In the beginning I use to fill up the sink or part of the bucket with water and bleach or star san. Then continue with the cleaning and sanitization process. This took a considerable amount of time and I just made a huge mess. I had to make sure I also had an apron on because I ruined a lot of shirts from the bleach.

Then one day I discovered this beer and wine making show on the local cable network station. Not a high end show, but the host had some great tips. One of the best tips was the use of a spray bottle that you can get at any hardware store or Walmart. I felt this guy was a genius. This made cleaning and sanitizing really quick and easy. Even the siphon hose. I turned the spray bottle nozzle to stream and filled up the hose. Bam, it’s sanitized.

The thing to remember with Star San is that it is reusable to an extent. The batch of star san that I make up for that brew, I use for the complete sanitization of what is needed. For example when I fill up the siphon hose, you can empty the contents into a glass and reuse it for the continuation of that brew day. I find it gets cloudy after this, so you shouldn’t reuse it when it gets to this state.

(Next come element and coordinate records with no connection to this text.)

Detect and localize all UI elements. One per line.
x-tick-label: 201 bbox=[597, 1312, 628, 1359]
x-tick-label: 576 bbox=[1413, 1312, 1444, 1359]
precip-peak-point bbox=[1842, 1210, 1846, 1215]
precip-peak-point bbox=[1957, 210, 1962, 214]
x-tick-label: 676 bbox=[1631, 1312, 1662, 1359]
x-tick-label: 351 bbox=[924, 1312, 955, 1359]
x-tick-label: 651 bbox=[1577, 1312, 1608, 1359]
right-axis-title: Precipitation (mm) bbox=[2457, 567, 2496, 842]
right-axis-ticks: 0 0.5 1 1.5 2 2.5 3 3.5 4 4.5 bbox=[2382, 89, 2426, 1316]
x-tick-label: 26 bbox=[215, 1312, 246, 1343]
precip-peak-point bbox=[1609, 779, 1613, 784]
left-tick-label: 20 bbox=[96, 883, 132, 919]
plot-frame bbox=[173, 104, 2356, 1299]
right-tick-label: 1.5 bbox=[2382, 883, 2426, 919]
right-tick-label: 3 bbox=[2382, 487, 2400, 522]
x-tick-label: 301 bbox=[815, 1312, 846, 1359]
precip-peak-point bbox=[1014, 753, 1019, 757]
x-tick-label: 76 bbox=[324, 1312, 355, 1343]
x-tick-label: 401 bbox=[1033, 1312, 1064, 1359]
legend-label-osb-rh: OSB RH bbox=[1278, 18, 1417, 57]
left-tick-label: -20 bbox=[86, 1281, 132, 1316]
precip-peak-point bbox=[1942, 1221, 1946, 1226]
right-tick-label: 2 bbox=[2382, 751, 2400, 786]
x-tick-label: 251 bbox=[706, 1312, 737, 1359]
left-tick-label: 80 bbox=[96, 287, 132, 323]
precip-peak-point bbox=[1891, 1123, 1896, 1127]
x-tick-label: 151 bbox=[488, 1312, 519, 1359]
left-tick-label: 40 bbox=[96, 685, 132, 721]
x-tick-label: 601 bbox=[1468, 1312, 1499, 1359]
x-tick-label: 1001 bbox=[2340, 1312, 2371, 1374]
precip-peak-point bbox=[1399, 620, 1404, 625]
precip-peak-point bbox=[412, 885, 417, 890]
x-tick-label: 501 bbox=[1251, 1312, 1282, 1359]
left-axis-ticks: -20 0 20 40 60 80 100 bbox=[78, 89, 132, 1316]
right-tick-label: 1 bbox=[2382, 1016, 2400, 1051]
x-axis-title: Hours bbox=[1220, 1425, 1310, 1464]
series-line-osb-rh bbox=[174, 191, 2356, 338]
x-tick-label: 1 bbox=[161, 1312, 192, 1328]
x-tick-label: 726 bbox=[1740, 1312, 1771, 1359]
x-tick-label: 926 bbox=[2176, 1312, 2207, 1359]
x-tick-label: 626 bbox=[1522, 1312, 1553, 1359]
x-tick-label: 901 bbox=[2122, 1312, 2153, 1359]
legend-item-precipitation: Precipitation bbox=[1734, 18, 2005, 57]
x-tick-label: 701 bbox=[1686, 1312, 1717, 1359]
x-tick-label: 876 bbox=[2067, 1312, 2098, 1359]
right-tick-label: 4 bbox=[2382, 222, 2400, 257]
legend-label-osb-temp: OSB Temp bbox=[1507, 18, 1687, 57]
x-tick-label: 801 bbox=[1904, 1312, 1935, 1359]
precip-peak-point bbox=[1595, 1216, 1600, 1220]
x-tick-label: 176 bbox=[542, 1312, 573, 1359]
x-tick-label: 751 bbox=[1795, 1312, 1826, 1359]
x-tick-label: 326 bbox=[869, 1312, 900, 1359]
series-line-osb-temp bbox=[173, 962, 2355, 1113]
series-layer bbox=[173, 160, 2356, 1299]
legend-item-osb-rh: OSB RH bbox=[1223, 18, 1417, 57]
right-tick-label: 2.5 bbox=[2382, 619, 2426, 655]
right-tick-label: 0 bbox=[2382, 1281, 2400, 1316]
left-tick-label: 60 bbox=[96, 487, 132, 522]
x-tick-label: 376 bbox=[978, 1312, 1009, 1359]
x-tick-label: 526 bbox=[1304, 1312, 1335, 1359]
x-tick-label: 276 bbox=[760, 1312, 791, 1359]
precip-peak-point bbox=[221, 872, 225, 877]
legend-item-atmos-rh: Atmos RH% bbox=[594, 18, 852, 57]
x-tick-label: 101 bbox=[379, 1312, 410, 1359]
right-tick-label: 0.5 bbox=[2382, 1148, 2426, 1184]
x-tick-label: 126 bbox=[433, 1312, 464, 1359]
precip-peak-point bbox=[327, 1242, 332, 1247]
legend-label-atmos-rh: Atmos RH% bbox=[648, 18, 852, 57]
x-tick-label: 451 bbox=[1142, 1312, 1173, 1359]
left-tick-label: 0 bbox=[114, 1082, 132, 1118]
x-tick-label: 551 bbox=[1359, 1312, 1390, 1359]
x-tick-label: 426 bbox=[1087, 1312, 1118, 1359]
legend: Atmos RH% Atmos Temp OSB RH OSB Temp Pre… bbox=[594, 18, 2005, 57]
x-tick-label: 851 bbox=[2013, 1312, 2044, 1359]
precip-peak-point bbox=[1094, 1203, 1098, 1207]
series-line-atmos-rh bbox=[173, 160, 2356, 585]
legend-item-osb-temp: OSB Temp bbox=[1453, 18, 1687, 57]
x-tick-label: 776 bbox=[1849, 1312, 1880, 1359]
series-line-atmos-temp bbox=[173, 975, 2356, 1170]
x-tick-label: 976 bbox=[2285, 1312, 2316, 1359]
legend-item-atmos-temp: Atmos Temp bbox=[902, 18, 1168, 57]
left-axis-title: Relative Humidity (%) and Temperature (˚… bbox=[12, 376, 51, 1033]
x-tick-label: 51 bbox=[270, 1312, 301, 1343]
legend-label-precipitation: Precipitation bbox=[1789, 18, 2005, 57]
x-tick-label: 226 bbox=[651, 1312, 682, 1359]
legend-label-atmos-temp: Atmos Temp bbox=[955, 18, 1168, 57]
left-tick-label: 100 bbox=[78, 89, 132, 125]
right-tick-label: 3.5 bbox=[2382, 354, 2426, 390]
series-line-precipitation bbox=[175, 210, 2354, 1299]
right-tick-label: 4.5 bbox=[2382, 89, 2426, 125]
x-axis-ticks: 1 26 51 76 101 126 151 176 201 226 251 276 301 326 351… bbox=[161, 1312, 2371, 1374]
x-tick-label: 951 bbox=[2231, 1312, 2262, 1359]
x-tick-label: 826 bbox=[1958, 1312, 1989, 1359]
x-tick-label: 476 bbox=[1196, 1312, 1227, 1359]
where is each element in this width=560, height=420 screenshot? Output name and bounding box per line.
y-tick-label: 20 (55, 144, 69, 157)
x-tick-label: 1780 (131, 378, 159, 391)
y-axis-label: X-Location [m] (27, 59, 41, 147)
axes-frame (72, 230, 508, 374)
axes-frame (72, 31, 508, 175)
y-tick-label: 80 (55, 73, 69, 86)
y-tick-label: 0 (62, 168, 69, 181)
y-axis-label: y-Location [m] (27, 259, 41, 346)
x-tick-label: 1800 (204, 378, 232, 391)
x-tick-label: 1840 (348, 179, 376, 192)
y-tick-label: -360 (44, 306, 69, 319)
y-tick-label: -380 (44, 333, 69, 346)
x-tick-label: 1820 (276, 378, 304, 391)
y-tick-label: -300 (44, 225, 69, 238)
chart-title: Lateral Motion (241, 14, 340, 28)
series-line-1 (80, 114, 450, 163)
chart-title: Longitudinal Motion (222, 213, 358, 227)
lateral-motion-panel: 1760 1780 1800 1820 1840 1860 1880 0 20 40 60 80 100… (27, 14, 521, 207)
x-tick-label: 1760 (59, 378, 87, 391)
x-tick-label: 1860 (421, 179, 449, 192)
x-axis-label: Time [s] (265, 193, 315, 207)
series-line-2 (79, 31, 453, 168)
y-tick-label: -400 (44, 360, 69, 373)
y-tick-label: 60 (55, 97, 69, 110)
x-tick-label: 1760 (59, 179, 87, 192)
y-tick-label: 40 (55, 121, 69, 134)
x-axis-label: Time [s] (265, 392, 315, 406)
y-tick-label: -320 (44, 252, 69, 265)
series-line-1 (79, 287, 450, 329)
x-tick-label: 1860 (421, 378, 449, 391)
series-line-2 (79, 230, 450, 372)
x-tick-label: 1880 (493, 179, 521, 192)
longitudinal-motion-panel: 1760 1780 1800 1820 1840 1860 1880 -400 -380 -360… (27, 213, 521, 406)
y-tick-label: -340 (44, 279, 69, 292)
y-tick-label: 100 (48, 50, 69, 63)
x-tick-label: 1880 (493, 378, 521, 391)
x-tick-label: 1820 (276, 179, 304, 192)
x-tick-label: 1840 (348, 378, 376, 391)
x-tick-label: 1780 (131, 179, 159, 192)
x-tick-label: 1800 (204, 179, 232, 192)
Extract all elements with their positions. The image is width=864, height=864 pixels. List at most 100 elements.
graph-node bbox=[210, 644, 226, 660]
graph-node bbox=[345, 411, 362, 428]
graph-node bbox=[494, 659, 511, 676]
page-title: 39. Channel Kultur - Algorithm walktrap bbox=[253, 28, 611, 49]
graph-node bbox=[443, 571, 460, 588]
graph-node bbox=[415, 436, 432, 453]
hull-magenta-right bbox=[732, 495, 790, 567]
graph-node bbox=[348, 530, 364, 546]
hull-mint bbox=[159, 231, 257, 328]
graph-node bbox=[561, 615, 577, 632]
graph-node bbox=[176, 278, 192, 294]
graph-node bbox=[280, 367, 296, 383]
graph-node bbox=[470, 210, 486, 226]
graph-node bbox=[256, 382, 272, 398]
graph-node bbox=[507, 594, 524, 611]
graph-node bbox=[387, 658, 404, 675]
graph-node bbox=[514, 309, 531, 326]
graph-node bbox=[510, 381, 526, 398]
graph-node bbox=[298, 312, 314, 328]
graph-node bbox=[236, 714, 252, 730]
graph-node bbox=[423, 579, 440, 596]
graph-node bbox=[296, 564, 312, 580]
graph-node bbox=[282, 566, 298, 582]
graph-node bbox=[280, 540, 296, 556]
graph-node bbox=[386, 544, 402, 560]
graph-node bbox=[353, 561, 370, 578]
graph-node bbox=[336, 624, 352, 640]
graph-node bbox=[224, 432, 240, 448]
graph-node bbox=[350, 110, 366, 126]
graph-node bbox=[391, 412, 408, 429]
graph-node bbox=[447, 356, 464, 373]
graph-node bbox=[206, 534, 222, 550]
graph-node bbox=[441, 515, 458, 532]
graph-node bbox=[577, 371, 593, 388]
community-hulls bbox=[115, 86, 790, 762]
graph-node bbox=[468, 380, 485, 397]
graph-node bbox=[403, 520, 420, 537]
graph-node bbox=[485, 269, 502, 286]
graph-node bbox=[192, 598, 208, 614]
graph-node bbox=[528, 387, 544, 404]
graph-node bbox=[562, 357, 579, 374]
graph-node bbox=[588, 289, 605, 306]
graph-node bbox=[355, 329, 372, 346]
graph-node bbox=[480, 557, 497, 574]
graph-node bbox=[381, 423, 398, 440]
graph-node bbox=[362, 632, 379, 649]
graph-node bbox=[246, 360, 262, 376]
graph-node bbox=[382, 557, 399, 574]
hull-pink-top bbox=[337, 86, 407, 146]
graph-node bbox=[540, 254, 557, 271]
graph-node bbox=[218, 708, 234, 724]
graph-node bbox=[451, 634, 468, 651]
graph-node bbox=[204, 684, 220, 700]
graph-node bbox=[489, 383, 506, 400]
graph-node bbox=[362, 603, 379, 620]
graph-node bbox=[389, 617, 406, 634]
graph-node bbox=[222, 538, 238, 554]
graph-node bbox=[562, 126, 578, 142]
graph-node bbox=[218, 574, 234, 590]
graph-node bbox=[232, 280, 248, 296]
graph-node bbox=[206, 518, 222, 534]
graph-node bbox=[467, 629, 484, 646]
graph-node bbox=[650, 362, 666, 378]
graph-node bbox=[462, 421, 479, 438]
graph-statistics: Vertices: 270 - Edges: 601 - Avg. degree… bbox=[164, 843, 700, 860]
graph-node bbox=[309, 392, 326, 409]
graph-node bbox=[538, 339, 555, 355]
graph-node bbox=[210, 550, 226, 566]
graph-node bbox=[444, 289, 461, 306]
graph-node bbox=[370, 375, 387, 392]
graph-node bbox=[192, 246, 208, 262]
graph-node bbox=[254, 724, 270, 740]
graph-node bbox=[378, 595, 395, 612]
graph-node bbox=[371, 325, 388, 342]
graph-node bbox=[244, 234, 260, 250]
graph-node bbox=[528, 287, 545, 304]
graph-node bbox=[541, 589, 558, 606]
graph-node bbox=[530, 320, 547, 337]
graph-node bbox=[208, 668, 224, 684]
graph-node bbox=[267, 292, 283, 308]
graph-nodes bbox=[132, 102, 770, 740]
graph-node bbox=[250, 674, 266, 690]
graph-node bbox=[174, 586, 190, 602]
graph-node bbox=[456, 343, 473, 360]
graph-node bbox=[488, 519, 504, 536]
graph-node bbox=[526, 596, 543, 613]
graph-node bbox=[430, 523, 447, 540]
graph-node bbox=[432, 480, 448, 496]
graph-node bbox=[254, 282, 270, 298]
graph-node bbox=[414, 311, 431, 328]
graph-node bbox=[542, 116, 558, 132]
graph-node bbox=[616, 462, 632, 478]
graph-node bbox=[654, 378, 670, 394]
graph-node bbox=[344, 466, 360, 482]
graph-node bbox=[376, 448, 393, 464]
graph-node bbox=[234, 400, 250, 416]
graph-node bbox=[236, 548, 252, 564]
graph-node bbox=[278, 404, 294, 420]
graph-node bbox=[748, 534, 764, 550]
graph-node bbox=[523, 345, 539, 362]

To start the entire process, I clean my sink and the surrounding counter. Then I spray it down with Star San and wipe the counter down with a clean cloth. Now you can place all your equipment and cleaning supplies in the sink and it will remain clean. At the same time, spray your faucet and spray into the faucet where the water comes out with a couple of squirts.

When sanitizing your pail, just turn the nozzle to a wide spray and spray the inside of the pail and completely cover the area. Use a clean wash cloth, get it wet with the star san from inside the pail and wipe the area again, then pour the star san into the glass for reuse again. keep the wash cloth in a clean and sanitized area to use it again.

My last tip when keeping things clean is your hands. Invest in some latex gloves if you don’t have an allergy to them. These cleaning and sterilizing agents to take a toll on your hands during your brew day. They dry your hands out a lot. I find my hands use to feel dry and kind of raw. You still should spray your gloves with star san once you have them on. So go to Costco and buy a big box of 150 gloves for around $14.00 and save your hands.